Friday, January 21, 2011

The anxiety is here....

I have been out of school for over a month now.  A few of those weeks were spent at home totally loving it, but now that I'm back in St Louis, it has actually been kind of hard.  It's not that I want to go back to school, but I can only do so many dishes before I want to be back at work!  I have had some good news on that front.  My background check for SLU is currently being processed so that I can get my job back at the Psych Services Center, and I just heard yesterday that I got a part-time job at Chestnut Health Systems.  I am so excited about this!  I will be there every Sat and Sun from 7:30am-3:30pm, and it's about a 40 min drive, so there will be some early mornings, but I'll be at a residential treatment facility for teenage boys with chemical dependencies.  It will be a really good experience that will help me to verify that I do want to research addiction treatments while in grad school.

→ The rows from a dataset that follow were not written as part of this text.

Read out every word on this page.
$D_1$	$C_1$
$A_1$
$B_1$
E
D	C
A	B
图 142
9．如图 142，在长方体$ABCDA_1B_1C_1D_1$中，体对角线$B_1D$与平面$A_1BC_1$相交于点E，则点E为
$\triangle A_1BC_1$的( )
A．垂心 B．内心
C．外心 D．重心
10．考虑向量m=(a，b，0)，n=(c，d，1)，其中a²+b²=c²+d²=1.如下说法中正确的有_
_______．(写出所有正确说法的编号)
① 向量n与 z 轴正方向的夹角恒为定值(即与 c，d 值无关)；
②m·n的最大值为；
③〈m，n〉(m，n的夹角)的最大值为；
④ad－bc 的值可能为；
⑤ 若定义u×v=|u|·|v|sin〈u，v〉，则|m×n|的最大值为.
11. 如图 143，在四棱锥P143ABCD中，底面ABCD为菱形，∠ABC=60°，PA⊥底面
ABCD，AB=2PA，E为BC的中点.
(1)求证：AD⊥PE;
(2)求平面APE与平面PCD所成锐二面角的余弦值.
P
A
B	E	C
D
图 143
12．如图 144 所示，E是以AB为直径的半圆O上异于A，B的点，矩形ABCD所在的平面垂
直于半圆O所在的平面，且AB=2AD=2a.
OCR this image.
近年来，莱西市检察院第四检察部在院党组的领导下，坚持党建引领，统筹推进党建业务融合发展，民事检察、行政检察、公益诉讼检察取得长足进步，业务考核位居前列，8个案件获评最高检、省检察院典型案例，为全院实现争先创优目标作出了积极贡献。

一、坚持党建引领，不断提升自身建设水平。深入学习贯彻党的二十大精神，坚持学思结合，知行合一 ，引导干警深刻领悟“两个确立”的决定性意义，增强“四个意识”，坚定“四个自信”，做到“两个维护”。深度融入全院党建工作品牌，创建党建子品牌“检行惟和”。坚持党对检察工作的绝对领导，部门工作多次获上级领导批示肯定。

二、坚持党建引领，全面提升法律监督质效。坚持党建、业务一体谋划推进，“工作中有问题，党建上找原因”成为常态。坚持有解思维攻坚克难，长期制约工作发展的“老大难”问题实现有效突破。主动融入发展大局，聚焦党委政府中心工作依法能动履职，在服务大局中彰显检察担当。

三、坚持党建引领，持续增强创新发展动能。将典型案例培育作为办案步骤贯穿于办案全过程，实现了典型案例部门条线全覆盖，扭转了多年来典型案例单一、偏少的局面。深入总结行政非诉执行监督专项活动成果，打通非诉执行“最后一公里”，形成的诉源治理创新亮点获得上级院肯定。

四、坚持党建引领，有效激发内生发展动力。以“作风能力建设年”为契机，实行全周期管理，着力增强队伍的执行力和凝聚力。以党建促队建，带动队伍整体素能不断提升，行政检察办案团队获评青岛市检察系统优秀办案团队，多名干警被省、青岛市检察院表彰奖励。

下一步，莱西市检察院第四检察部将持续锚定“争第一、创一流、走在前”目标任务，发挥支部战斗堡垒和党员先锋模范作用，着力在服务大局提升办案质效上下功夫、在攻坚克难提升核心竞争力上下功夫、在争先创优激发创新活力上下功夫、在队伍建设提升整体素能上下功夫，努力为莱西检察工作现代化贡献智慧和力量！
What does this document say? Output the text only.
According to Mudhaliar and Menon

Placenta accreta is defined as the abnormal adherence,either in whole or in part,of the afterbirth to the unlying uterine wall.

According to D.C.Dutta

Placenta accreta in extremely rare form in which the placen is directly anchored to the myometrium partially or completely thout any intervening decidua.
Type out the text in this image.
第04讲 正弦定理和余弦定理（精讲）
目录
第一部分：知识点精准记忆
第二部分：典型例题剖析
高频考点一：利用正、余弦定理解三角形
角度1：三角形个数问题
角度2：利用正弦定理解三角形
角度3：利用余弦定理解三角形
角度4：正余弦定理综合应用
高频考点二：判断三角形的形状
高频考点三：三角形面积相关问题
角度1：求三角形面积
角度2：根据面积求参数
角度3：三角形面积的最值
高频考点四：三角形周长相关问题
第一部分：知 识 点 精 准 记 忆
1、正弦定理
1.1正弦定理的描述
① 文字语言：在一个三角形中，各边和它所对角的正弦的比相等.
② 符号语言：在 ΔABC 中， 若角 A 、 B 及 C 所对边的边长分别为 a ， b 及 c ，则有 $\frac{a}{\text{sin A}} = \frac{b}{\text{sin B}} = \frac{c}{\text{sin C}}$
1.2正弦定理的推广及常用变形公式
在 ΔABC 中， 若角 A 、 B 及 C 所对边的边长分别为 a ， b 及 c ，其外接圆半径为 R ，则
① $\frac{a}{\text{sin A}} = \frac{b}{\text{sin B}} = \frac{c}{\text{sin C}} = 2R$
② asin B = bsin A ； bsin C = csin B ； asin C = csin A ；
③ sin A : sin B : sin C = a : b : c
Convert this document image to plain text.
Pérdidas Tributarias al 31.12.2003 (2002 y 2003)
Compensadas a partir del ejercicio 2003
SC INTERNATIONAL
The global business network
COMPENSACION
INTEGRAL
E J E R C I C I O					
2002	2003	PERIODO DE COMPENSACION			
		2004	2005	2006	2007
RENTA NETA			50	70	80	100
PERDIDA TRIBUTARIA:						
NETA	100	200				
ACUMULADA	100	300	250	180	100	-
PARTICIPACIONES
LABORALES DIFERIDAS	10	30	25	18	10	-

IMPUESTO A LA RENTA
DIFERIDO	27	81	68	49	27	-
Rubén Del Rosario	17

That is...if I get into grad school.  I'm trying to keep my spirits up, but my friend had his first interview the other day at a school that I also applied to.  I have yet to get my rejection letter from said school, so it just makes me uneasy to think how many other schools are doing their interviews without even bothering to let me know they aren't interested in me.  I knew that during this process I would get rejected, but it's just hard that my future is in so many other people's hands, and at this point, I really have no control over it.  It's a really scary feeling having no idea where I will be in 8 months.  I don't like it.

I hope I start hearing soon.  It's causing a lot of anxiety.